C'est à son tour de s'énerver, ils croisent les sourcils et son regard s'enflamme à nouveau. Un feu en brûle en lui, et ne demande qu'à jaillir. Je recule un peu, ne sachant pas ce qui pourrait arriver. Mieux vaut prendre des précautions.

- Ne parle pas de nous comme ça, tu ne connais rien de nous. Vis-tu ici ? Non. Es-tu née ici ? Non. Vous n’êtes pas mieux, vous pensez être supérieur à tout le monde. Vous acclamez vous mêmes votre intelligence comme la plus précieuse des choses. Si je devais vous résumer en un mot, ce serait arrogant.

Décidément, nous n'arrivons pas à nous entendre. Un silence pesant s'ensuit tandis que nous nous remettons à marcher sans but. Soudainement, il se retourne vers moi et me demande :

- Tu veux vraiment essayer de nous comprendre ?

- Malgré nos différents, oui. Je veux essayer le plus possible de comprendre la Tribu du Feu et ses habitants.

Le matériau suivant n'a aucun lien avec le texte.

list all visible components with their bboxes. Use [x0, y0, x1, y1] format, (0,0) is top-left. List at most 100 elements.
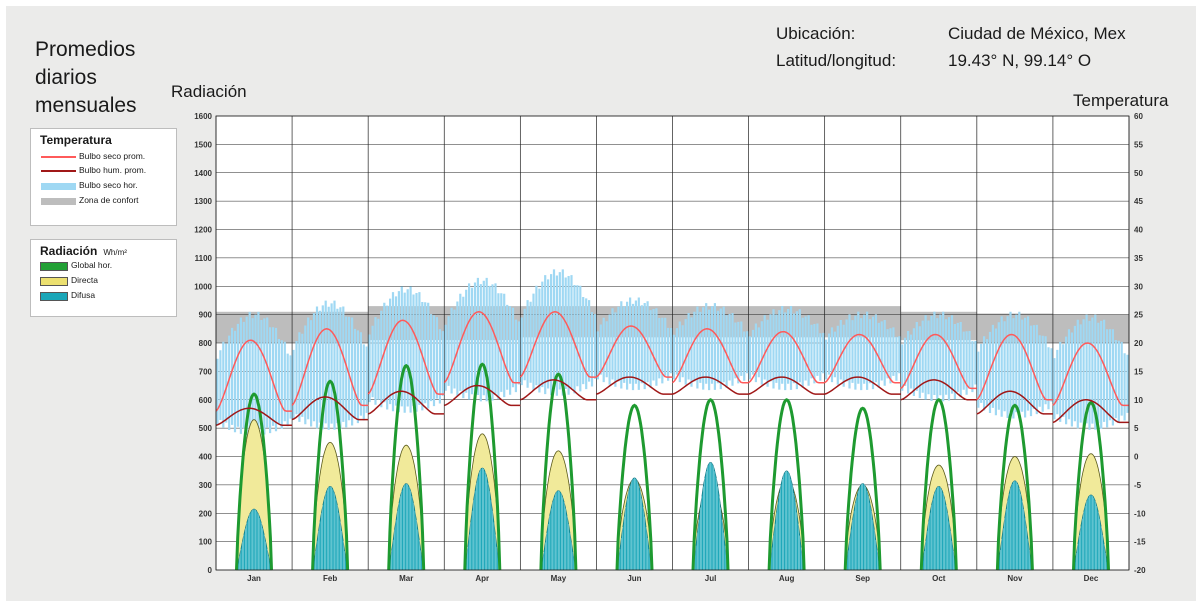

Il semble réfléchir quelques secondes, oscillant certainement entre deux réponses.

- Alors il y a une seule manière de nous entendre.

- Laquelle ? Je le questionne, soudain plus attentive.

- Il faut que tu te rendes à l'évidence. Ton pays, la Tribu de l'Eau, n’est pas aussi parfait que tu le crois.

- Comment ça... ? Je m'inquiète.

Il semble soudain plus calme, plus posé, réfléchi et sérieux.

- Contrairement à ce que tu penses, notre pays n'a pas toujours été aussi inégal et misérable. Il était autrefois un pays aussi puissant que resplendissant.

- Je ne comprends pas, sois plus clair. Vas droit au but.

Il inspiré une grande bouffée d'air,  reprend le contact visuel avec mes yeux, et émet enfin :

- Vos dirigeants vous mentent sur ce qui s’est passé autrefois. Ils vous manipulent et vous amènent à nous détester. C’était la Tribu de l'Eau qui était autrefois la plus destructrice et la plus meurtrière d'entre toutes, assoiffée de pouvoir. Les véritables sauvages, c’est vous. C'est vous, qui avez fait de notre Tribu ce qu'elle est aujourd'hui.

Rappelle toi.
Vérité ou Mensonge ?
Mensonge ou Vérité ?

Mes mains se mettent à trembler. Mon subconscient me dit de ne pas croire ce qu'il raconte, que c'est un menteur.
Pourtant, au fond de moi, une petite voix me chuchote de le croire. Car... il pourrait bien s’agir de la vérité. Juste, et cruelle.